A Alemanha lucrou com o euro… em detrimento de outros países
Antes de mais nada, a Alemanha perderia enormemente o seu poder. Até agora a sua indústria exportadora, em particular, lucrou consideravelmente com a UE e a introdução do euro. Actualmente, as exportações representam cerca de 50% do PIB.
O jornal Junge Welt titulava em 9 de Fevereiro: “Falência made in Germany. A ameaça do afundamento das finanças públicas de Estados da Europa do Sul é a consequência directa da política agressiva da Alemanha em matéria de comércio exterior”. No artigo podia-se ler: “Desde há décadas, Berlim conduz uma política económica agressiva fundamentada nas exportações. […] A maior saída para o capital alemão é a UE. […] A moeda comum europeia privou os países da zona euro expostos a esta ofensiva exportadora alemã da possibilidade de restabelecer a competitividade das suas economias procedendo a desvalorizações da sua moeda. O enorme desequilíbrio económico que daí resulta manifesta-se de maneira flagrante através da Grécia, esta candidata à falência que, em 2008, importou mercadorias alemãs no valor de 8,3 mil milhões de euros ao passo que as suas exportações chegavam apenas a 1,9 mil milhões de euros.
Para o autor do artigo, uma causa importante do “êxito” alemão reside numa “estratégia de empobrecimento do mercado interno: Entre 2002 e 2008, os salários brutos aumentaram em média 15,2% na Alemanha, mas 31,9% no conjunto dos países da UE”.
O euro conduz a um controle total dos Estados da UE
A grande indústria alemã tem “necessidade” de países como a Grécia, mas a longo prazo isto não funciona senão se a política alemã puder controlar cada vez mais estes países. E é para isso que serve a actual política da cenoura e do bastão: o bastão das restrições para a população, do controle por comissários europeus para o governo. O novo presidente da UE, Hermann van Rompuy, declarou após a cimeira de Bruxelas: “Pedimos ao governo grego para aplicar todas as medidas de maneira rigorosa e determinada”. Mas a cenoura foi igualmente apresentada aquando da reunião de 11 de Fevereiro dos chefes de Estado e de governo: “Não abandonaremos a Grécia”, declarou a chanceler alemã Angela Merkel (comunicado oficial).
Isto quer dizer que a Alemanha faz saber que em caso de insolvência da Grécia, ela está pronta a ajudar financeiramente… a fim de sustentar o euro e não, sem dúvida, por solidariedade.
E qual é o preço? A inflação? Ainda mais sacrifícios para o contribuinte alemão e sobretudo em detrimento dos trabalhadores? Daniel Gros, director do Centro for European Policy Studies (CEPS) de Bruxelas, informou à revista alemã Manager Magazin em que consistia o “controle da crise” em países como a Grécia: “Trata-se precisamente de baixa dos salários no sector privado. Para mim é o essencial”. E ele não pensava apenas na Grécia.

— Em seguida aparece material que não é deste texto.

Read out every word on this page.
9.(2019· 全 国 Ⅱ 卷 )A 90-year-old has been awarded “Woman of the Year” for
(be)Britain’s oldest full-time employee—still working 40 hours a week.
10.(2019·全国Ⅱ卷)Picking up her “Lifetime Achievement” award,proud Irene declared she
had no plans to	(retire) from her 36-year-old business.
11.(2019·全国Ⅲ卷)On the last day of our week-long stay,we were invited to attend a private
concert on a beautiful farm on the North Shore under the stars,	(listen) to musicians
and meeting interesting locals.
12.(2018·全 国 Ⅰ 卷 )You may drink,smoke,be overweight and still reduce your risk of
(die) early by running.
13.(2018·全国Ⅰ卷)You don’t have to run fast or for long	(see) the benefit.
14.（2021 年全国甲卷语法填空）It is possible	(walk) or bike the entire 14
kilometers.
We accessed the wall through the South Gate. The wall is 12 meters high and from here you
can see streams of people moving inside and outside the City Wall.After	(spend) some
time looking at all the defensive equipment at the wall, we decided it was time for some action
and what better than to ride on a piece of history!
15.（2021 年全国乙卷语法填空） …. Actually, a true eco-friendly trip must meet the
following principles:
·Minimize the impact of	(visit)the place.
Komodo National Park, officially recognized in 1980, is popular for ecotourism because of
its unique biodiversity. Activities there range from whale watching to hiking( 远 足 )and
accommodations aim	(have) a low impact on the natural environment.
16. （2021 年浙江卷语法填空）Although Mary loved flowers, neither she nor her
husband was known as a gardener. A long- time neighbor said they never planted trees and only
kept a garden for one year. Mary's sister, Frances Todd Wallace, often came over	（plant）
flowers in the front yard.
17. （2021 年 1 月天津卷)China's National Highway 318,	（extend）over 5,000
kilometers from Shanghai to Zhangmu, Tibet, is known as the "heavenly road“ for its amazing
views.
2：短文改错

Os líderes socialistas europeus louvarão isto como um acto de solidariedade. Os chefes de governo socialistas dos Estados europeus, na véspera do encontro dos chefes de Estado e de governo, haviam pedido uma “ajuda” urgente para a Grécia (e os outros países do Sul da Europa que eram postos em causa pelos jornais). Observemos bem realmente: os socialistas europeus também querem a UE e o euro.
O governo alemão aspira a um estatuto de potência mundial?
Retornemos mais uma vez à Alemanha. A agência de informação privada estado-unidense Stratfor Global Intelligence publicou a 8 de Fevereiro uma análise interessante sobre o papel da Alemanha na Europa e no mundo ( “Germany’s Choice” ). Durante décadas a Alemanha foi o tesoureiro da Europa sem desfrutar de um peso político real, mas agora ela não é mais um “observador passivo” munido de um livro de cheques”. Merkel é a primeira chanceler que governa “liberta do peso dos pecados passados”. Ela já não está disposta a pagar pela Europa “em detrimento dos interesses alemães”.
Mas ela pagará apesar disso, ou antes, por causa disso, no caso da Grécia. Seria certamente “inteligente” que a Alemanha cessasse de pagar e que a UE e o euro se afundassem, mas sem a UE e o euro a Alemanha não poderia mais pretender o estatuto de potência mundial. (Na verdade, para a população pouco importa.) Contudo, o governo Merkel importa-se e o preço que os outros Estados da UE devem pagar para isso é o controle absoluto da Alemanha sobre o Banco Central Europeu e por isso mesmo sobre os orçamentos de todos os países da zona euro.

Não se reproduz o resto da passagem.